British speakerand writer (born 20th century

Jamie Smart (born 20th century) is a British speaker and writer.

He is known for writing Clarity: Clear Mind, Better Performance, Bigger Results, a 2013 book about achieving mental clarity. In 2015, he published his second book, Little Book of Clarity: A Quick Guide to Focus and Declutter Your Mind.

== Career ==
Smart grew up in an alcoholic household and started drinking by the age of 12. In his early 30s, he decided to stop drinking, but found himself left with a thinking problem leading to stress and depression. He became curious about how the mind works, started exploring positive psychology and created a company called Salad in 2003 creating education programs. He sold the business in 2012.

== Bibliography ==
=== Clarity: Clear Mind, Better Performance, Bigger Results ===
In 2013, Smart published his first book Clarity: Clear Mind, Better Performance, Bigger Results. The book discusses the use of implication-based learning for achieving mental clarity. Smart suggests that mind has its own "self-clearing" capacity. In the book, he writes about the misperception that circumstances are responsible for feelings. He refers to "clarity of understanding" as the recognition that feelings are always and only caused by moment to moment thinking.

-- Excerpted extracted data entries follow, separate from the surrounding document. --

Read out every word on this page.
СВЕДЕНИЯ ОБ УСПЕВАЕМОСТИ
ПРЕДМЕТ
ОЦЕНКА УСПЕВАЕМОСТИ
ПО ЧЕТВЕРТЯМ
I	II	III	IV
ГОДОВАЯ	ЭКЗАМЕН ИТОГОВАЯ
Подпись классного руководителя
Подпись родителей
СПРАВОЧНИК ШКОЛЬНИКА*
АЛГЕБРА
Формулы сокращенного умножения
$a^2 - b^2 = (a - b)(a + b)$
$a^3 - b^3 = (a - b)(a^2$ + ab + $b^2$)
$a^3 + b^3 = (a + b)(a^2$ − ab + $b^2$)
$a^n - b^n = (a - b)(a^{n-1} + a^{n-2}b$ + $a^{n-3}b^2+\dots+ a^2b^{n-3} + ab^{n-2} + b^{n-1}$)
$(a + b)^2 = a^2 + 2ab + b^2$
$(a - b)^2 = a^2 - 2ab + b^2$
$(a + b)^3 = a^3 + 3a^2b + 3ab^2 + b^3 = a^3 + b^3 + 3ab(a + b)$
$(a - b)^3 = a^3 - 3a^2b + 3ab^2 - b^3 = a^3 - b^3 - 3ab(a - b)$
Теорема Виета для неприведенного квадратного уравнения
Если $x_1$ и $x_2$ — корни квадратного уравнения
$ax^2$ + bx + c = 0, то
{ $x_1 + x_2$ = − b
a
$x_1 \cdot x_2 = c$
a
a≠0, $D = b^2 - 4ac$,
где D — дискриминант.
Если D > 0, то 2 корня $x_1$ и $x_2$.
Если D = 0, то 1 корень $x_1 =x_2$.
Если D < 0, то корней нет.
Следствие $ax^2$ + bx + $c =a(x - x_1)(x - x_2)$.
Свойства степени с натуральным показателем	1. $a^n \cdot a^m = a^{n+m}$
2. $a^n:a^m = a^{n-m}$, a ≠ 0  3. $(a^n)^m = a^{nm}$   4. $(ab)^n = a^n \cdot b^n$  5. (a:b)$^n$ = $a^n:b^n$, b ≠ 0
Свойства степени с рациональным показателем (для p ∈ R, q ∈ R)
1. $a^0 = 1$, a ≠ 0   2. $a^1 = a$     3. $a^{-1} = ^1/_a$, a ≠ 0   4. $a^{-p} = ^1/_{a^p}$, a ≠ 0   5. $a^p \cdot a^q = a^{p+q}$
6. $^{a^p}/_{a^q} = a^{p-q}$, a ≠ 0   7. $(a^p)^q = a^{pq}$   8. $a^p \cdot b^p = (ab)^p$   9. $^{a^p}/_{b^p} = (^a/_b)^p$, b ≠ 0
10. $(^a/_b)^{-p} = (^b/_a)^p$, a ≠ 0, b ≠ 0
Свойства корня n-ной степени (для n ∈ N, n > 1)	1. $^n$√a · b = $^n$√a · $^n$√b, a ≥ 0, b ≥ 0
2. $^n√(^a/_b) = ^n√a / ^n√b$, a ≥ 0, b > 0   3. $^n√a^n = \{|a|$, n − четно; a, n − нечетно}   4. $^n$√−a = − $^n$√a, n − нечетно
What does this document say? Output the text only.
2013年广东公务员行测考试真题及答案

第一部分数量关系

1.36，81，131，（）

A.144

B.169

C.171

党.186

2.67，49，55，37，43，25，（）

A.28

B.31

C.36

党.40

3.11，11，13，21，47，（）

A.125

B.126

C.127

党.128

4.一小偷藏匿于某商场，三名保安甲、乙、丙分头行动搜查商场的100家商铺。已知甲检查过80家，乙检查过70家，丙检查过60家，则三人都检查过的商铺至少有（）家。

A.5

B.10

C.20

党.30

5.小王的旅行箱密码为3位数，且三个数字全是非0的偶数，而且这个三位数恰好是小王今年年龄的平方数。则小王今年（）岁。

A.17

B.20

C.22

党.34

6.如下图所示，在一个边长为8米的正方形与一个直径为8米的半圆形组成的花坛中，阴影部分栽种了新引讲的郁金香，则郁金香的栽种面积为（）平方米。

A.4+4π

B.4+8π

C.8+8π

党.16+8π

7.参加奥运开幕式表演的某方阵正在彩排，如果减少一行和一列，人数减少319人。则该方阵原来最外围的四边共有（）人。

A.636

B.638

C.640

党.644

In May 2013, after Liverpool F.C. striker Daniel Sturridge scored a hat trick against Fulham, in his post-match interview, he walked in holding a copy of Clarity. The Financial Times wrote about the book that, "Unlike some self-help books Clarity feels like a gentle pep talk rather than a military boot camp. It guides you along the way rather than asking you to set out specific goals within strict time frames. Worth a read." The PA Life magazine gave the book a positive review saying, "broken down into clear chapters that take you on a pathway to clarity and guide you in making changes as you move forward."

=== Little Book of Clarity===
Smart released his second book, titled Little Book of Clarity: A Quick Guide to Focus and Declutter Your Mind in March 2015. The book features tips to clear the mind and get things done.